Fenofibrate plus Metformin Produces Cardioprotection in a Type 2 Diabetes and Acute Myocardial Infarction Model
Víctor Hugo Oidor-Chan,
Enrique Hong,
Francisca Pérez-Severiano,
Sergio Montes,
Juan Carlos Torres-Narváez,
Leonardo del Valle-Mondragón,
Gustavo Pastelín-Hernández,
Alicia Sánchez-Mendoza
Affiliations
Víctor Hugo Oidor-Chan
Department of Pharmacobiology, Research and Advanced Studies Center, National Polytechnic Institute (IPN), Calzada de los Tenorios No. 235, Colonia Granjas Coapa, Tlalpan, 14330 Mexico City, Mexico
Enrique Hong
Department of Pharmacobiology, Research and Advanced Studies Center, National Polytechnic Institute (IPN), Calzada de los Tenorios No. 235, Colonia Granjas Coapa, Tlalpan, 14330 Mexico City, Mexico
Francisca Pérez-Severiano
Department of Neurochemistry, National Institute of Neurology and Neurosurgery Manuel Velasco Suárez, Insurgentes Sur No. 3877, Colonia La Fama, Tlalpan, 14269 Mexico City, Mexico
Sergio Montes
Department of Neurochemistry, National Institute of Neurology and Neurosurgery Manuel Velasco Suárez, Insurgentes Sur No. 3877, Colonia La Fama, Tlalpan, 14269 Mexico City, Mexico
Juan Carlos Torres-Narváez
Department of Pharmacology, National Institute of Cardiology Ignacio Chávez, Juan Badiano No. 1, Colonia Sección XVI, Tlalpan, 14080 Mexico City, Mexico
Leonardo del Valle-Mondragón
Department of Pharmacology, National Institute of Cardiology Ignacio Chávez, Juan Badiano No. 1, Colonia Sección XVI, Tlalpan, 14080 Mexico City, Mexico
Gustavo Pastelín-Hernández
Department of Pharmacology, National Institute of Cardiology Ignacio Chávez, Juan Badiano No. 1, Colonia Sección XVI, Tlalpan, 14080 Mexico City, Mexico
Alicia Sánchez-Mendoza
Department of Pharmacology, National Institute of Cardiology Ignacio Chávez, Juan Badiano No. 1, Colonia Sección XVI, Tlalpan, 14080 Mexico City, Mexico
We investigated whether fenofibrate, metformin, and their combination generate cardioprotection in a rat model of type 2 diabetes (T2D) and acute myocardial infarction (AMI).
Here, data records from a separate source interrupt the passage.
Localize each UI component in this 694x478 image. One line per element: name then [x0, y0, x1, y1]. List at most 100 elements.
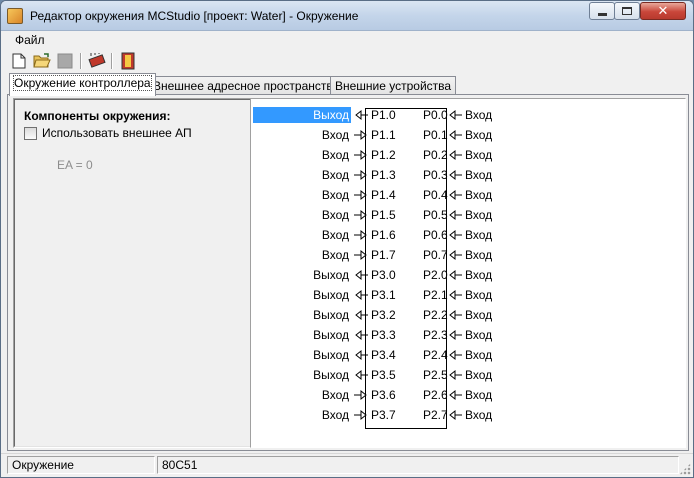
output-arrow-icon [354, 327, 370, 343]
toolbar-separator [111, 53, 113, 69]
save-disabled-icon [57, 53, 73, 69]
use-external-as-checkbox[interactable] [24, 127, 37, 140]
menu-bar: Файл [1, 31, 693, 49]
input-arrow-icon [448, 407, 464, 423]
pin-label-right: P2.0 [423, 268, 448, 282]
tab-strip: Окружение контроллера Внешнее адресное п… [1, 73, 693, 96]
pin-direction-left[interactable]: Вход [253, 167, 351, 183]
pin-row: Вход P1.2 P0.2 Вход [253, 145, 653, 165]
app-icon [7, 8, 23, 24]
pin-label-right: P2.3 [423, 328, 448, 342]
close-icon: ✕ [657, 3, 669, 19]
output-arrow-icon [354, 307, 370, 323]
pin-row: Вход P1.5 P0.5 Вход [253, 205, 653, 225]
title-bar[interactable]: Редактор окружения MCStudio [проект: Wat… [1, 1, 693, 31]
exit-door-icon [121, 52, 135, 70]
ea-value-text: EA = 0 [57, 158, 93, 172]
environment-components-panel: Компоненты окружения: Использовать внешн… [13, 98, 252, 448]
pin-direction-right[interactable]: Вход [465, 167, 492, 183]
pin-direction-right[interactable]: Вход [465, 267, 492, 283]
pin-direction-left[interactable]: Выход [253, 107, 351, 123]
input-arrow-icon [354, 187, 370, 203]
tab-external-address-space[interactable]: Внешнее адресное пространство [148, 76, 345, 95]
pin-direction-left[interactable]: Выход [253, 327, 351, 343]
pin-direction-left[interactable]: Выход [253, 367, 351, 383]
pin-direction-right[interactable]: Вход [465, 387, 492, 403]
chip-button[interactable] [87, 51, 107, 71]
minimize-button[interactable] [589, 2, 615, 20]
use-external-as-label[interactable]: Использовать внешнее АП [42, 126, 192, 140]
pin-direction-left[interactable]: Выход [253, 267, 351, 283]
output-arrow-icon [354, 347, 370, 363]
pin-label-left: P1.6 [371, 228, 396, 242]
pin-direction-left[interactable]: Выход [253, 347, 351, 363]
pin-row: Вход P1.1 P0.1 Вход [253, 125, 653, 145]
tab-controller-env[interactable]: Окружение контроллера [9, 73, 156, 96]
pin-direction-right[interactable]: Вход [465, 107, 492, 123]
input-arrow-icon [448, 247, 464, 263]
pin-row: Вход P1.7 P0.7 Вход [253, 245, 653, 265]
input-arrow-icon [354, 407, 370, 423]
output-arrow-icon [354, 267, 370, 283]
pin-label-left: P3.2 [371, 308, 396, 322]
pin-label-left: P3.3 [371, 328, 396, 342]
pin-direction-right[interactable]: Вход [465, 367, 492, 383]
status-chip: 80C51 [157, 456, 679, 474]
pin-direction-right[interactable]: Вход [465, 407, 492, 423]
pin-label-right: P0.2 [423, 148, 448, 162]
pin-direction-left[interactable]: Вход [253, 207, 351, 223]
resize-grip[interactable] [679, 463, 691, 475]
pin-direction-left[interactable]: Выход [253, 307, 351, 323]
pin-label-left: P1.1 [371, 128, 396, 142]
tab-external-devices[interactable]: Внешние устройства [330, 76, 457, 95]
pin-label-left: P1.5 [371, 208, 396, 222]
new-file-button[interactable] [9, 51, 29, 71]
close-button[interactable]: ✕ [640, 2, 686, 20]
chip-icon [88, 53, 106, 68]
pin-direction-left[interactable]: Вход [253, 147, 351, 163]
pin-direction-left[interactable]: Вход [253, 127, 351, 143]
pin-direction-right[interactable]: Вход [465, 247, 492, 263]
input-arrow-icon [354, 147, 370, 163]
open-button[interactable] [32, 51, 52, 71]
pin-direction-left[interactable]: Вход [253, 247, 351, 263]
maximize-button[interactable] [614, 2, 640, 20]
exit-button[interactable] [118, 51, 138, 71]
pin-row: Выход P3.2 P2.2 Вход [253, 305, 653, 325]
pin-direction-right[interactable]: Вход [465, 187, 492, 203]
env-components-title: Компоненты окружения: [24, 109, 171, 123]
pin-direction-right[interactable]: Вход [465, 227, 492, 243]
pin-diagram-panel: Выход P1.0 P0.0 Вход Вход P1.1 P0.1 Вход Вход P1.… [250, 98, 686, 448]
pin-label-left: P3.4 [371, 348, 396, 362]
pin-direction-right[interactable]: Вход [465, 327, 492, 343]
output-arrow-icon [354, 287, 370, 303]
pin-direction-left[interactable]: Вход [253, 187, 351, 203]
output-arrow-icon [354, 367, 370, 383]
pin-label-right: P0.6 [423, 228, 448, 242]
pin-row: Выход P3.5 P2.5 Вход [253, 365, 653, 385]
pin-direction-left[interactable]: Вход [253, 387, 351, 403]
menu-file[interactable]: Файл [15, 33, 45, 47]
pin-row: Вход P1.3 P0.3 Вход [253, 165, 653, 185]
pin-label-right: P0.5 [423, 208, 448, 222]
pin-label-left: P3.6 [371, 388, 396, 402]
pin-direction-right[interactable]: Вход [465, 287, 492, 303]
new-file-icon [12, 53, 26, 69]
pin-direction-right[interactable]: Вход [465, 207, 492, 223]
pin-label-right: P0.4 [423, 188, 448, 202]
input-arrow-icon [448, 287, 464, 303]
tab-label: Внешние устройства [335, 79, 452, 93]
save-button[interactable] [55, 51, 75, 71]
pin-direction-left[interactable]: Вход [253, 407, 351, 423]
pin-label-right: P2.4 [423, 348, 448, 362]
pin-direction-left[interactable]: Вход [253, 227, 351, 243]
pin-direction-right[interactable]: Вход [465, 307, 492, 323]
pin-direction-right[interactable]: Вход [465, 127, 492, 143]
pin-row: Вход P3.6 P2.6 Вход [253, 385, 653, 405]
pin-direction-right[interactable]: Вход [465, 147, 492, 163]
pin-label-left: P1.0 [371, 108, 396, 122]
pin-label-right: P2.1 [423, 288, 448, 302]
pin-label-right: P0.3 [423, 168, 448, 182]
pin-direction-right[interactable]: Вход [465, 347, 492, 363]
pin-direction-left[interactable]: Выход [253, 287, 351, 303]
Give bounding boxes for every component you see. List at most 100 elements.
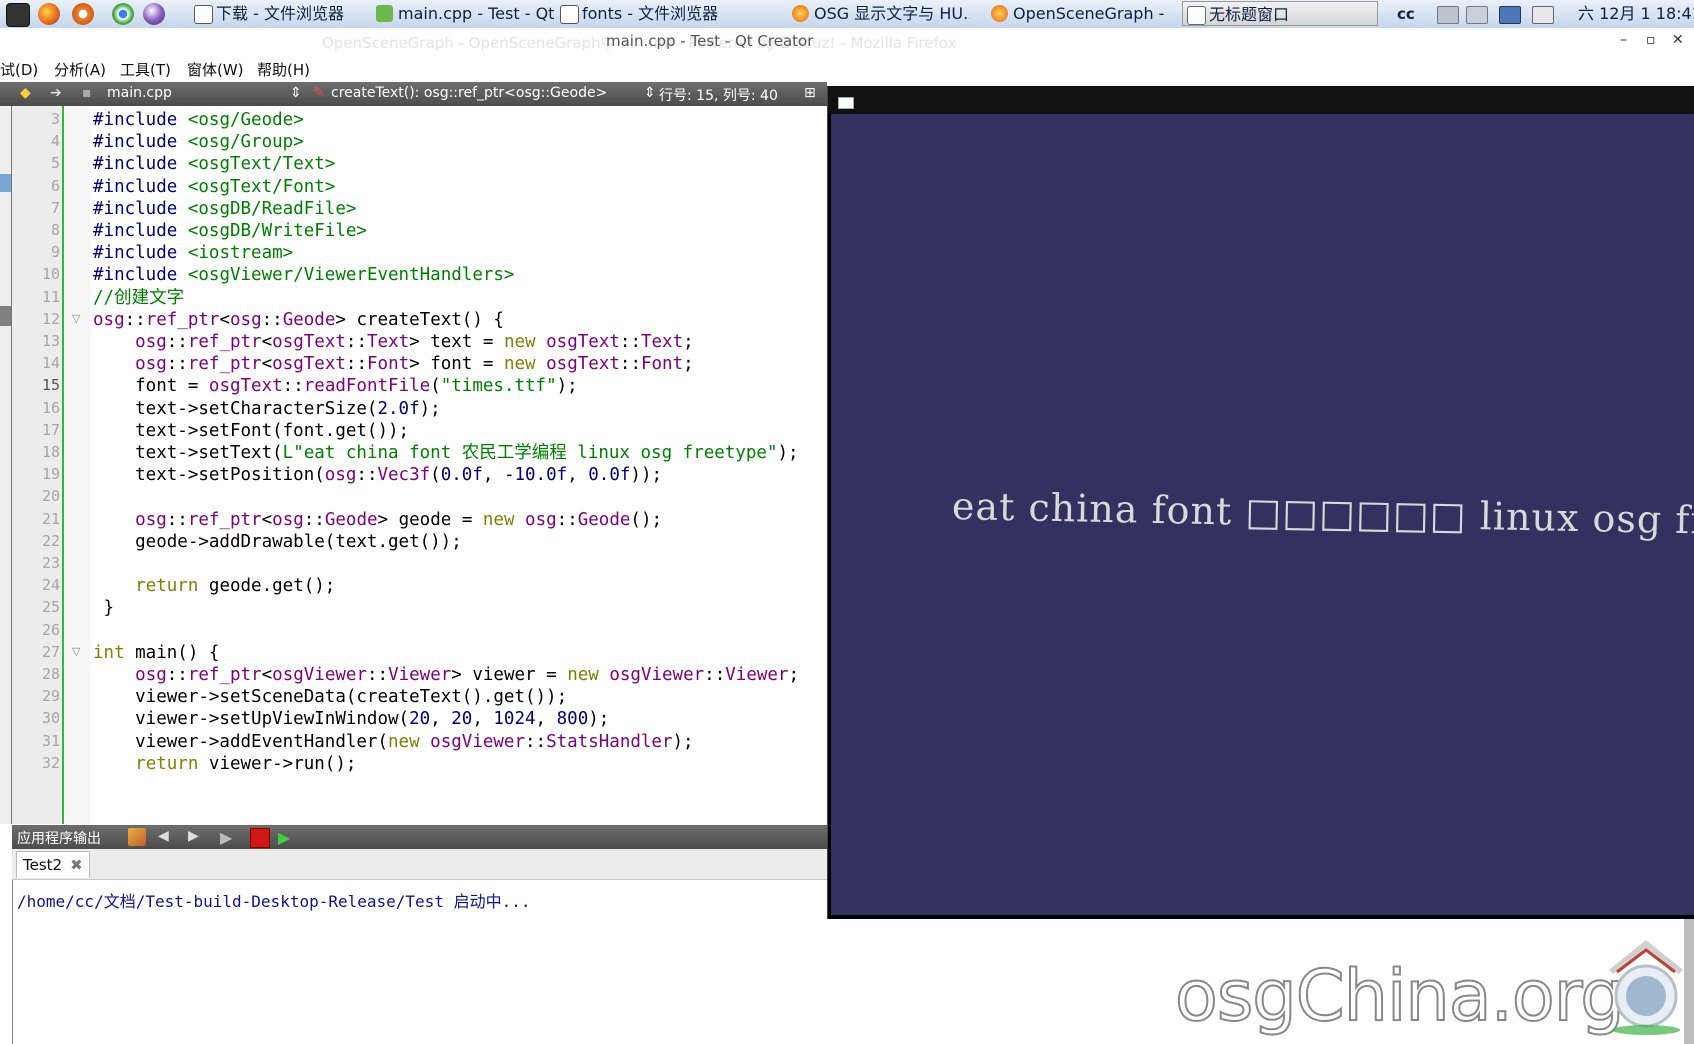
firefox-icon (991, 5, 1008, 22)
line-number: 32 (41, 753, 60, 772)
task-firefox-osg[interactable]: OSG 显示文字与 HU... (788, 1, 970, 26)
clock[interactable]: 六 12月 1 18:41 (1578, 2, 1694, 26)
code-line[interactable]: osg::ref_ptr<osg::Geode> createText() { (93, 308, 504, 332)
task-file-browser-downloads[interactable]: 下载 - 文件浏览器 (190, 1, 378, 26)
previous-item-icon[interactable]: ◀ (158, 828, 176, 846)
menu-debug[interactable]: 试(D) (0, 59, 38, 80)
cursor-position[interactable]: 行号: 15, 列号: 40 (659, 85, 778, 105)
code-line[interactable]: geode->addDrawable(text.get()); (93, 530, 462, 554)
tab-test2[interactable]: Test2 ✖ (16, 851, 90, 878)
task-untitled-window[interactable]: 无标题窗口 (1182, 1, 1378, 26)
qt-creator-icon (376, 5, 393, 22)
menu-tools[interactable]: 工具(T) (120, 59, 171, 80)
taskbar: 下载 - 文件浏览器 main.cpp - Test - Qt ... font… (0, 0, 1694, 29)
code-line[interactable]: return geode.get(); (93, 574, 335, 598)
code-line[interactable]: osg::ref_ptr<osg::Geode> geode = new osg… (93, 508, 662, 532)
line-number: 23 (41, 554, 60, 572)
stop-icon[interactable] (250, 828, 270, 848)
output-pane-toolbar: 应用程序输出 ◀ ▶ ▶ ▶ (12, 825, 827, 849)
output-area[interactable]: /home/cc/文档/Test-build-Desktop-Release/T… (12, 880, 828, 1044)
code-line[interactable]: #include <osg/Group> (93, 130, 304, 154)
code-line[interactable]: } (93, 596, 115, 620)
menu-help[interactable]: 帮助(H) (257, 59, 310, 80)
file-selector-chevron-icon[interactable]: ⇕ (290, 85, 302, 101)
maximize-button[interactable]: ▫ (1646, 32, 1656, 48)
osg-viewer-window[interactable]: eat china font □□□□□□ linux osg freetyp (827, 86, 1694, 919)
code-line[interactable]: osg::ref_ptr<osgViewer::Viewer> viewer =… (93, 663, 799, 687)
back-arrow-icon[interactable]: ◆ (20, 85, 31, 101)
code-line[interactable]: text->setText(L"eat china font 农民工学编程 li… (93, 441, 798, 465)
code-line[interactable]: #include <osgText/Font> (93, 175, 335, 199)
line-number: 31 (41, 731, 60, 750)
task-qt-creator[interactable]: main.cpp - Test - Qt ... (372, 1, 554, 26)
terminal-icon[interactable] (6, 3, 30, 27)
line-number: 27 (41, 642, 60, 661)
clear-output-icon[interactable] (128, 828, 146, 846)
task-file-browser-fonts[interactable]: fonts - 文件浏览器 (556, 1, 736, 26)
close-tab-icon[interactable]: ✖ (70, 856, 83, 874)
code-line[interactable]: viewer->addEventHandler(new osgViewer::S… (93, 730, 693, 754)
code-line[interactable]: #include <osg/Geode> (93, 108, 304, 132)
code-line[interactable]: text->setCharacterSize(2.0f); (93, 397, 441, 421)
menu-window[interactable]: 窗体(W) (187, 59, 244, 80)
code-line[interactable]: #include <osgText/Text> (93, 152, 335, 176)
settings-icon[interactable] (72, 3, 94, 25)
close-button[interactable]: ✕ (1672, 32, 1684, 48)
run-icon[interactable]: ▶ (220, 828, 238, 847)
code-line[interactable]: text->setFont(font.get()); (93, 419, 409, 443)
window-titlebar[interactable]: OpenSceneGraph - OpenSceneGraph中 ... ...… (0, 28, 1694, 56)
code-line[interactable]: #include <osgViewer/ViewerEventHandlers> (93, 263, 514, 287)
code-line[interactable]: return viewer->run(); (93, 752, 356, 776)
code-line[interactable]: viewer->setSceneData(createText().get())… (93, 685, 567, 709)
firefox-icon (792, 5, 809, 22)
fold-toggle-icon[interactable]: ▽ (72, 312, 80, 325)
line-number: 25 (41, 598, 60, 617)
code-line[interactable]: int main() { (93, 641, 219, 665)
minimize-button[interactable]: – (1620, 32, 1627, 48)
network-icon[interactable] (1437, 6, 1459, 24)
function-selector-chevron-icon[interactable]: ⇕ (644, 85, 656, 101)
function-selector[interactable]: createText(): osg::ref_ptr<osg::Geode> (331, 85, 607, 101)
code-line[interactable]: viewer->setUpViewInWindow(20, 20, 1024, … (93, 707, 609, 731)
forward-arrow-icon[interactable]: ➔ (50, 85, 62, 101)
code-line[interactable]: font = osgText::readFontFile("times.ttf"… (93, 374, 578, 398)
function-icon: ✎ (313, 85, 325, 101)
lock-icon: ▪ (82, 85, 92, 101)
line-number: 5 (50, 154, 60, 173)
menu-analyze[interactable]: 分析(A) (54, 59, 106, 80)
fold-margin[interactable]: ▽ ▽ (62, 106, 90, 824)
clipboard-icon[interactable] (1532, 6, 1554, 24)
line-number: 30 (41, 709, 60, 728)
editor-toolbar: ◆ ➔ ▪ main.cpp ⇕ ✎ createText(): osg::re… (0, 82, 827, 106)
next-item-icon[interactable]: ▶ (188, 828, 206, 846)
fold-toggle-icon[interactable]: ▽ (72, 645, 80, 658)
tray-user[interactable]: cc (1397, 2, 1415, 26)
line-number: 24 (41, 576, 60, 595)
display-icon[interactable] (1499, 6, 1521, 24)
code-line[interactable]: //创建文字 (93, 286, 184, 310)
code-line[interactable]: osg::ref_ptr<osgText::Font> font = new o… (93, 352, 694, 376)
code-line[interactable]: #include <osgDB/ReadFile> (93, 197, 356, 221)
code-line[interactable]: #include <iostream> (93, 241, 293, 265)
code-line[interactable]: osg::ref_ptr<osgText::Text> text = new o… (93, 330, 694, 354)
globe-icon[interactable] (143, 3, 165, 25)
line-number: 29 (41, 687, 60, 706)
task-firefox-openscenegraph[interactable]: OpenSceneGraph - ... (987, 1, 1169, 26)
tab-test2-label: Test2 (23, 856, 63, 874)
chrome-icon[interactable] (112, 3, 134, 25)
firefox-icon[interactable] (38, 3, 60, 25)
watermark-text: osgChina.org (1174, 954, 1626, 1038)
line-number: 26 (41, 620, 60, 639)
volume-icon[interactable] (1466, 6, 1488, 24)
osg-window-titlebar[interactable] (828, 86, 1694, 114)
code-line[interactable]: text->setPosition(osg::Vec3f(0.0f, -10.0… (93, 463, 662, 487)
line-number: 20 (41, 487, 60, 506)
osg-render-canvas[interactable]: eat china font □□□□□□ linux osg freetyp (831, 114, 1694, 915)
folder-icon (560, 5, 579, 24)
code-editor[interactable]: #include <osg/Geode> #include <osg/Group>… (90, 106, 827, 824)
debug-run-icon[interactable]: ▶ (278, 828, 296, 847)
code-line[interactable]: #include <osgDB/WriteFile> (93, 219, 367, 243)
line-number: 13 (41, 332, 60, 350)
split-icon[interactable]: ⊞ (804, 85, 816, 101)
file-selector[interactable]: main.cpp (107, 85, 172, 101)
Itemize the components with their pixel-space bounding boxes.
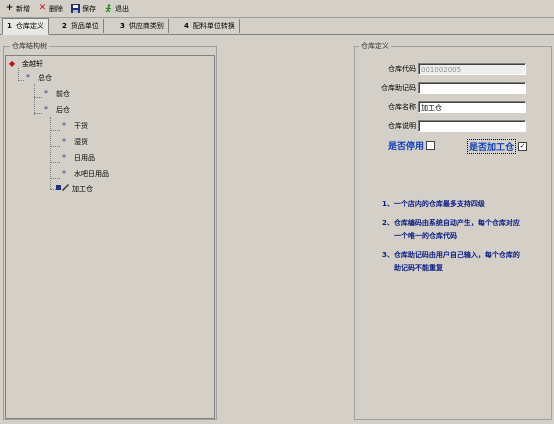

Streptozotocin-induced diabetic- (DB-) rats received 14 days of either vehicle, fenofibrate, metformin, or their combination and immediately after underwent myocardial ischemia/reperfusion (I/R). Fenofibrate plus metformin generated cardioprotection in a DBI/R model, reported as decreased coronary vascular resistance, compared to DBI/R-Vehicle, smaller infarct size, and increased cardiac work. The subchronic treatment with fenofibrate plus metformin increased, compared with DBI/R-Vehicle, total antioxidant capacity, manganese-dependent superoxide dismutase activity (MnSOD), guanosine triphosphate cyclohydrolase I (GTPCH-I) expression, tetrahydrobiopterin : dihydrobiopterin (BH4 : BH2) ratio, endothelial nitric oxide synthase (eNOS) activity, nitric oxide (NO) bioavailability, and decreased inducible NOS (iNOS) activity. These findings suggest that PPARα activation by fenofibrate + metformin, at low doses, generates cardioprotection in a rat model of T2D and AMI and may represent a novel treatment strategy to limit I/R injury in patients with T2D.